Le règne de Dieu s’est approché de vous

Deux par deux. Ainsi sont envoyés les disciples, pour ne pas être seuls, car dès que deux ou trois sont là, dans la conversation et l’amitié, le Christ est là.

Deux par deux. Sans rien prendre de plus pour la route qu’un compagnon. Il s’agit de voyager léger. Le temps presse. A deux, on peut s’aider, s’attendre. A deux, l’un est témoin de l’autre, et les deux ensembles témoins de ce Royaume qui vient.

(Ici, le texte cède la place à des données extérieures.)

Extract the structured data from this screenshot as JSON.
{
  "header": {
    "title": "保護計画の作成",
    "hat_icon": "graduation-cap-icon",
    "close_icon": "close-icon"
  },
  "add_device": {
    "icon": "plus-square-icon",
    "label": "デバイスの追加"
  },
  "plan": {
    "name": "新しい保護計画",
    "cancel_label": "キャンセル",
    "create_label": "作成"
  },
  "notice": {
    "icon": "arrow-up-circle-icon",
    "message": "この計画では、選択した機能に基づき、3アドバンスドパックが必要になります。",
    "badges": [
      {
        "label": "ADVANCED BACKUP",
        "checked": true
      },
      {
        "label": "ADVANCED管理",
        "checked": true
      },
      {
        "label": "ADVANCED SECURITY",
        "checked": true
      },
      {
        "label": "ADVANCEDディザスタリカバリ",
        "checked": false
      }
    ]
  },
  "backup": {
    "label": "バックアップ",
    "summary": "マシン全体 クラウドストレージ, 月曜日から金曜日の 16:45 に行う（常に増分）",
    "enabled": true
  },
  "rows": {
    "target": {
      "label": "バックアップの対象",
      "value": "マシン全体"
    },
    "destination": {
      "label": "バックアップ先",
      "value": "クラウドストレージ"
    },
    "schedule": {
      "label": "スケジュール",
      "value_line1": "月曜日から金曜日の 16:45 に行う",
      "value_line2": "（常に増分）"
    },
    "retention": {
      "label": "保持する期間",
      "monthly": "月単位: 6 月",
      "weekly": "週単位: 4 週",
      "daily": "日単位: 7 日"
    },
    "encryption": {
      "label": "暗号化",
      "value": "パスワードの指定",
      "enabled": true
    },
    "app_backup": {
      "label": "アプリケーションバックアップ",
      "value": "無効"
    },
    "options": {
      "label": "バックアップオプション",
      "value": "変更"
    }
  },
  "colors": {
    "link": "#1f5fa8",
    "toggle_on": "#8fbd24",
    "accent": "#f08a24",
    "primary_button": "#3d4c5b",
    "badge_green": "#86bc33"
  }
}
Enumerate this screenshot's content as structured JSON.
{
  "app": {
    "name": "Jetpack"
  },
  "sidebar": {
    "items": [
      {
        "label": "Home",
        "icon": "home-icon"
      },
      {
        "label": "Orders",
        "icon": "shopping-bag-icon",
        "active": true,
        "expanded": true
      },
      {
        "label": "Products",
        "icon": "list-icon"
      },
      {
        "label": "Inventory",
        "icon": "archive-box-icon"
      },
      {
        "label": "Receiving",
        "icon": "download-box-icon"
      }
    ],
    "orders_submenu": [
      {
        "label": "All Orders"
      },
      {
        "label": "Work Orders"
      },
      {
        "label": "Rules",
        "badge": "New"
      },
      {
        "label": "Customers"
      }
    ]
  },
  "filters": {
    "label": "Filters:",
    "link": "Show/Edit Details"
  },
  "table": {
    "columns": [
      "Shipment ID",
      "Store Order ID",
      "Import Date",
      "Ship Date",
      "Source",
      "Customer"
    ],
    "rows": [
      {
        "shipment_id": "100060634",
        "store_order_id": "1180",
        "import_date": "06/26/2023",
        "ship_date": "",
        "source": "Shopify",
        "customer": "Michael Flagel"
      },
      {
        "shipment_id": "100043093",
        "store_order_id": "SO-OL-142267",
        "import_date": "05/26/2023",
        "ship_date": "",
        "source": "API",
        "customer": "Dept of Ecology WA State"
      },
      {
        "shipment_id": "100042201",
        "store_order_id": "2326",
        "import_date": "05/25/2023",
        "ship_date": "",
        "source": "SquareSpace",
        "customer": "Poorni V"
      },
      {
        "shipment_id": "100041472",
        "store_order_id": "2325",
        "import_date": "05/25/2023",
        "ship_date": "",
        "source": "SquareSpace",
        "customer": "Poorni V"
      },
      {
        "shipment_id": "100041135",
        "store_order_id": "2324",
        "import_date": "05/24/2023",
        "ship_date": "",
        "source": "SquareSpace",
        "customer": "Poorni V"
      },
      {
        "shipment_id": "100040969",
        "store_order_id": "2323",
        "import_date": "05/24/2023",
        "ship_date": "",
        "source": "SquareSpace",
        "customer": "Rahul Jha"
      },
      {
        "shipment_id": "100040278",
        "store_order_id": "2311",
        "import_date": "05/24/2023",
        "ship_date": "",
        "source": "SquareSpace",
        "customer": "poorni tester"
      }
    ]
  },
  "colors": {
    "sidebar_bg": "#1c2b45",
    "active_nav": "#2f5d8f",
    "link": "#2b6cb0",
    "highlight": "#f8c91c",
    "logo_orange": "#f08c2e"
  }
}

Jésus propose aux siens quelques consignes de voyage. Tout d’abord annoncer la paix. et l’on sait bien que la paix ne se décrète pas : elle se fait et se construit par l’attitude des pacifiques. La paix est l’autre nom de ce Royaume de Dieu qui s’approche. La paix se donne, elle se multiplie. Et si elle n’est pas reçue, elle n’est pourtant pas perdue par celui qui l’a offerte. C’est peut-être d’ailleurs le signe qu’elle ne vient pas de nous, mais de plus loin que nous.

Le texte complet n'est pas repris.